I

Эти явления, некогда поразившие древнего наблюдателя до того, что он счел нужным придумать для них особое имя «инстинкт», заключаются в парадоксальном сочетании двух, казалось бы, исключающих друг друга признаков: слепоты и разумности. С одной стороны, такая же слепая настоятельность, как у любого закона мертвой природы, с другой – расчетливая направленность на точно определенные достижения жизни.

Инстинкты слепы, но у них есть свой разум, не сразу понятный для разума человеческого «Le coeur a ses raisons, que la raison ne sait pas»[67].

Каково же отношение разума этих таинственных сил внутри нас, владеющих нами, к нашему разуму? Может быть, этот разум выше нашего и ему виднее, что правильно? Тогда он божественный, и ему надо доверить и отдаться. Или он поистине слепой и для нашего разума чужой и враждебный в своей слепоте, наш внутренний враг? Тогда с ним надо бороться тем непреклоннее, чем более он владеет нами.

С одной стороны, путник, сбившийся с дороги в метели и в лесу, знает, что разумнее всего бросить повод и предоставить коню найти жилье по чутью. С другой стороны, он научен опытом, что «лошадь – ворог» и доверять ей не ведено. Еще и после смерти любимый конь грозит вещему Олегу!

У людей и культур, таящих в себе заветы натуралистических религий и раболепствующих пред фактами и природой, рождается обожествление инстинктов как высших разумных сил, стоящих над человеком и его судьбою. Напротив, у людей и культур, наклонных к превознесению самого человека, его воли и разума, естественно возникает возмущение против инстинктов как сил, порабощающих человека и так часто отводящих его туда, куда он не хочет.

Для одних инстинкты превратились в безапелляционный и потому божественный Фаллус, мать – Астарту, божественного кормильца Озириса или в целое сожительство олимпийцев. Для других беспорядочная и пестрая власть инстинктов над человеком стала представляться несчастной болезнью – «неестественностью Адама». Две крайности: преклонение пред инстинктами, доходящее до готовности принести человека им в жертву, и железная борьба с инстинктами, готовая дойти тоже до крови.

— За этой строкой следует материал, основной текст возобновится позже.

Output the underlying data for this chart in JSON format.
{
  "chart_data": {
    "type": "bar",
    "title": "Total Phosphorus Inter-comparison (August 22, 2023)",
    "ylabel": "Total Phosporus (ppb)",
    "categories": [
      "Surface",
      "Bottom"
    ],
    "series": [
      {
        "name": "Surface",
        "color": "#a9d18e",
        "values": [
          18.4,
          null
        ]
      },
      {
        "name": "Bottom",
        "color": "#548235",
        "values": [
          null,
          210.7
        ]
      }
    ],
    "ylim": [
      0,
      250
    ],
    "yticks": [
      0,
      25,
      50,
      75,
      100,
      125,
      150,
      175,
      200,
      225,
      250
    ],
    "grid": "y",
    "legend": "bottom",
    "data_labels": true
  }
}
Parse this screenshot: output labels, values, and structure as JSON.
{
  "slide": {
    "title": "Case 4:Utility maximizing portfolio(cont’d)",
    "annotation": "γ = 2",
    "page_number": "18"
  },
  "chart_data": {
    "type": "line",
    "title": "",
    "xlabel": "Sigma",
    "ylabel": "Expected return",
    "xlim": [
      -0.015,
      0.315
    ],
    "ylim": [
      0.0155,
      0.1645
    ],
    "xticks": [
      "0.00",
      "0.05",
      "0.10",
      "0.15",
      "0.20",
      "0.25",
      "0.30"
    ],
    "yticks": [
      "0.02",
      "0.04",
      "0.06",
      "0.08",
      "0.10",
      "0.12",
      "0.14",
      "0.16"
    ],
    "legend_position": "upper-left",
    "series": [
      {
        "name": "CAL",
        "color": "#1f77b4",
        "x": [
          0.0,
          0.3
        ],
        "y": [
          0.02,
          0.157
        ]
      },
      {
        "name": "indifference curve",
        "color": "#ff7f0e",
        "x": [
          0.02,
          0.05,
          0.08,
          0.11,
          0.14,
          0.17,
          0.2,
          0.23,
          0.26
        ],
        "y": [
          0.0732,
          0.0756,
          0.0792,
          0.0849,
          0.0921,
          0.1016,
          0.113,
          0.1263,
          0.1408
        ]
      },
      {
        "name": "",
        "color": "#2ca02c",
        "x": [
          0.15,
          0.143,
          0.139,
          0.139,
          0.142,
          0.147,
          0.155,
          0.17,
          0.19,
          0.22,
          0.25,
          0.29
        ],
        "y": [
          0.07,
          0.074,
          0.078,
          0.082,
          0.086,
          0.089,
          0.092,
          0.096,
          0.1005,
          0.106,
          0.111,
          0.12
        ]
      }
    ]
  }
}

И до сего дня мысль человека, пока она не оторвалась от древней привычки представлять себе реальность в виде неизменных, раз навсегда закованных вещей, тяжко ворочает понятиями об инстинктах, как жерновами, сбитыми с поставов, не зная в сущности, что с ними делать: не то признать их за незыблемые «основы поведения», не то объявить им войну суровою дисциплиною быта.

С другой стороны, туповатый медик еще и теперь полагает «норму» в том, чтобы «инстинкты отработали» у человека в самом ближайшем смысле по направлению наименьшего сопротивления. С другой стороны, не умирает фарисей, полагающий людям «правило на правило, закон на закон» и политично закрывающий глаза на грязные задворки, где инстинкты принуждены пресмыкаться, измятые и запакощенные, чтобы не портить личины фасада.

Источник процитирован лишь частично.